The main difference between a traditional IRA and a Roth IRA is the way they are taxed. A traditional IRA is tax-deductible on both state and federal taxes. Because of this, withdrawals are considered distributions and will be taxed at your usual income tax rate when you withdraw them.
A Roth IRA doesn’t give you a tax deduction when you deposit funds. When you cash in during your retirement, your withdrawals are tax-free. Perhaps this is what is so appealing to people about Roth IRAs. With traditional IRAs, you have to take required minimum withdrawals during retirement; however, a Roth IRA does not have a minimum withdrawal requirement.
Roth IRAs have income limits, so if you are above a certain income (depending on if you are single or married, this changes), you may not be eligible. This income is pretty high, though.
What does this have to do with gaining interest? Retirement accounts earn compound interest. This allows your earnings to grow exponentially, which is better than a consistent fixed rate. The amount in your retirement accounts often adds up significantly over the years, and with 401Ks you could have an employer match your contributions.
Not to mention the great tax benefits from retirement accounts that save you lots of money in the long run.

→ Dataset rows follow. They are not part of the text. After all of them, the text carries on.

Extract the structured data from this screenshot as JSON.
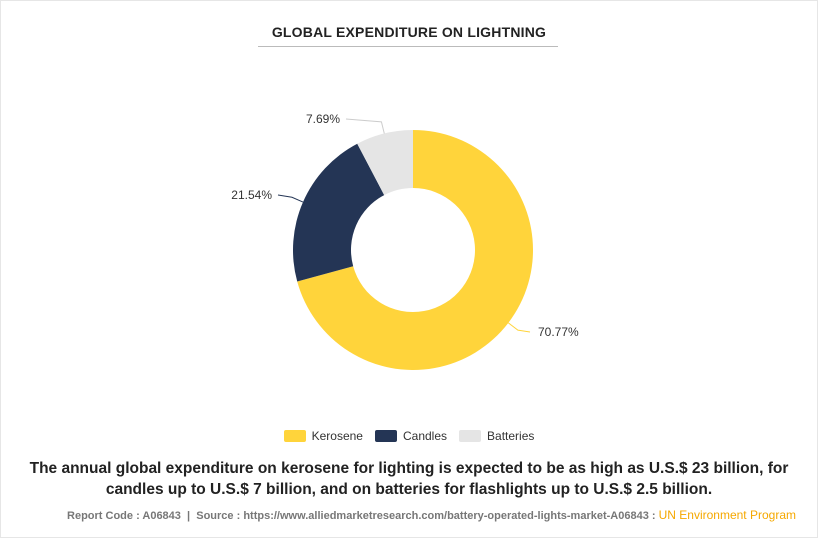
{
  "chart_data": {
    "type": "pie",
    "title": "GLOBAL EXPENDITURE ON LIGHTNING",
    "categories": [
      "Kerosene",
      "Candles",
      "Batteries"
    ],
    "values": [
      70.77,
      21.54,
      7.69
    ],
    "value_labels": [
      "70.77%",
      "21.54%",
      "7.69%"
    ],
    "colors": [
      "#FFD43B",
      "#243555",
      "#E5E5E5"
    ],
    "legend_position": "bottom-center"
  },
  "caption": "The annual global expenditure on kerosene for lighting is expected to be as high as U.S.$ 23 billion, for candles up to U.S.$ 7 billion, and on batteries for flashlights up to U.S.$ 2.5 billion.",
  "footer": {
    "report_code": "Report Code : A06843",
    "separator": "|",
    "source": "Source : https://www.alliedmarketresearch.com/battery-operated-lights-market-A06843 :",
    "organization": "UN Environment Program"
  }
}
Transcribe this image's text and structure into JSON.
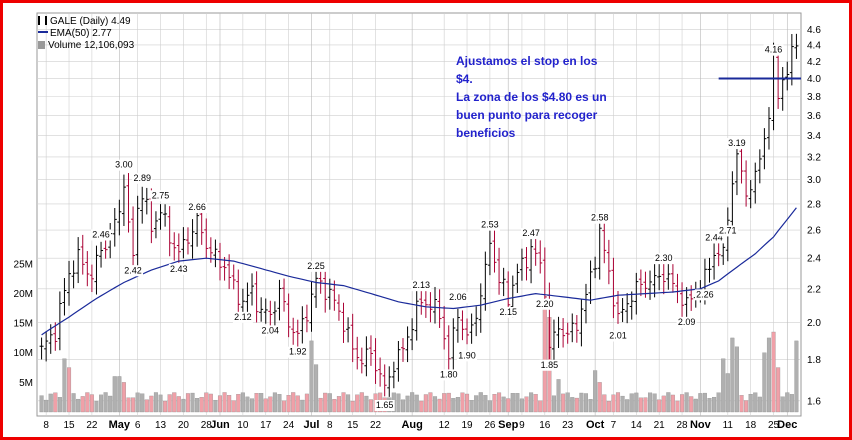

This is a very good long-term solution and is great for anyone who wants to have an easier time when they grow old.
There are so many ways to gain money from interest. Some ways are going to lead to a higher pay-off than others. There are definitely more risky ways to earn interest that will result in more money, but they’re often taxed more. The points listed in this article are all no-risk or low-risk ways to gain money from interest that are going to multiply your typical earnings from interest.
It’s important to look into tax details for each of these options. If you are a student or are intending on using accounts for higher education, you can get different benefits offered only to students. These may include higher interest rates or lower minimum deposits.
All-in-all, earning more interest in 2023 is pretty easy, depending on the route you decide. If you use each of these interest-gaining methods, your income could significantly increase by the end of the year. Best of luck, and happy investing!